Rev. Christopher Smith Says ...
With a family history of alcoholism, you are aware of some of the risks involved in problematic drinking. It is natural to want to protect your children from experiencing the negative consequences of problematic drinking.
Before considering your son, let us first consider yourself. Did your knowledge of the consequences of alcohol abuse and dependence in your family stop you from beginning to drink? Did your family try to dissuade you from beginning to drink? Developmentally, adolescents often have a feeling of being invincible and believe that some of the negative things they hear about as long term consequences will not apply to them.
Many years ago, you came to an understanding of the problems that drinking was causing in your life and the dynamics that take place around that. Your sobriety is a good witness, but you had to get to the place where you acknowledged that you were not in control of your drinking and that it was causing problems in your life. You had to get to that point - others may have helped you to that point but they could not decide this for you. Think about what this process was like for you and think about how this process might be for your son.
Family history and adolescent drinking both add to your son's likelihood of becoming "a drunk" but this is not a predetermined fact. This is also something that is in the future and not as influential for your son. However, in the present there are consequences of his drinking. How is his life being affected in the present because of his drinking with his friends? Are there other consequences that are appropriate? Does he understand the possible legal consequences of his underage drinking? Does he understand the risk he is creating for the person or people who are getting the alcohol for him? These aspects are more likely to have an influence on your son. Also, in examining this dimension, consider what your son is getting out of using alcohol and alternatives that might give him some of what he believes he is getting from drinking.
It also sounds like most of the discussions about the family history of alcoholism have been focused more from a scare stance. Talking honestly about strengths and weaknesses, high points and low points, patterns, etc in a way to be more narrative can make it so the stories can be heard more easily. Allow your son the opportunity to draw his own conclusions from them rather than trying to make him live the experiences of the family.

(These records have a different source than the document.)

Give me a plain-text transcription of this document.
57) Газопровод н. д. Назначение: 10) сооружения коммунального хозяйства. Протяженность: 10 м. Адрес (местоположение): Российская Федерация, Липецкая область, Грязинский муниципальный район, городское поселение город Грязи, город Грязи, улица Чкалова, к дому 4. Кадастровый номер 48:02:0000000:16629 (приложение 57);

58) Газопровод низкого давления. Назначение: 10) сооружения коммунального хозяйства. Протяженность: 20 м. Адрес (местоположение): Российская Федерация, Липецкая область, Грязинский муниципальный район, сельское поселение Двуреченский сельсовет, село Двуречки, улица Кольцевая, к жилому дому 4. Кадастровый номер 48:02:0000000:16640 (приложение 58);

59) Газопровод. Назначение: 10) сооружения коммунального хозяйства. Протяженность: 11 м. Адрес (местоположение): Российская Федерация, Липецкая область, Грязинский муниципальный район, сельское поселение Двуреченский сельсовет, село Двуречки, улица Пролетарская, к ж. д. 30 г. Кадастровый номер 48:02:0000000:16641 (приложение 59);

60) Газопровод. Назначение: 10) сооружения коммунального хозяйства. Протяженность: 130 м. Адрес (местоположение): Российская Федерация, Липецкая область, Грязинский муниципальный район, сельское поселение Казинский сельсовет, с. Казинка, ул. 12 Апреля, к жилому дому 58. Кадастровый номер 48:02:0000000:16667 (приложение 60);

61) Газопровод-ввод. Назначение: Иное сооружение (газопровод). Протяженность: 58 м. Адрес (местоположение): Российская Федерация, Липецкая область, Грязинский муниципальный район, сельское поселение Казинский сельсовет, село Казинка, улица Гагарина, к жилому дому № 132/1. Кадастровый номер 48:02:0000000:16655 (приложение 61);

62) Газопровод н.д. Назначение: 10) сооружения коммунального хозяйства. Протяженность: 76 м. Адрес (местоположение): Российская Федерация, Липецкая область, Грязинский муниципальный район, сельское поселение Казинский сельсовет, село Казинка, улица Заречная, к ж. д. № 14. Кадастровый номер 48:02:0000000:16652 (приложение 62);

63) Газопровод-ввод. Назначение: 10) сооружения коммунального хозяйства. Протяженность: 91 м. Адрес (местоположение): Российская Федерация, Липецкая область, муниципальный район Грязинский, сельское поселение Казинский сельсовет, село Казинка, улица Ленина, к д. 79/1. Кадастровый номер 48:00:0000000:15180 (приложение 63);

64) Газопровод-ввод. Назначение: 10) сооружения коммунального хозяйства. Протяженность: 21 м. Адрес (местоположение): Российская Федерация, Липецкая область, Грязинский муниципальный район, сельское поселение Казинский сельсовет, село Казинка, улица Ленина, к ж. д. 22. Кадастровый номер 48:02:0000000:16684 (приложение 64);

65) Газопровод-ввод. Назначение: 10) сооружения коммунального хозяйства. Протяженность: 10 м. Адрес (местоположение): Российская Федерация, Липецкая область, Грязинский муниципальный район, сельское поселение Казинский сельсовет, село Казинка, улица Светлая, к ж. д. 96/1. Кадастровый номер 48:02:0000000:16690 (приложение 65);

Finally, you only talk of your 16 year old son, are there other children as well? Some of the above ideas can be even more effective before they chose to begin drinking. There are also ways to reinforce positive decisions around alcohol through choices that they are making.
Through all of this, there is the possibility for you and your son, as well as the rest of your family, to experience wholeness and peace. The journey will not be without bumps. The journey will involve making some tough decisions and sticking to them. However, this is possible. You can walk with him as he comes to his own place of realizing the impact of alcohol in his life and where he is at in terms of the power of alcohol in his life.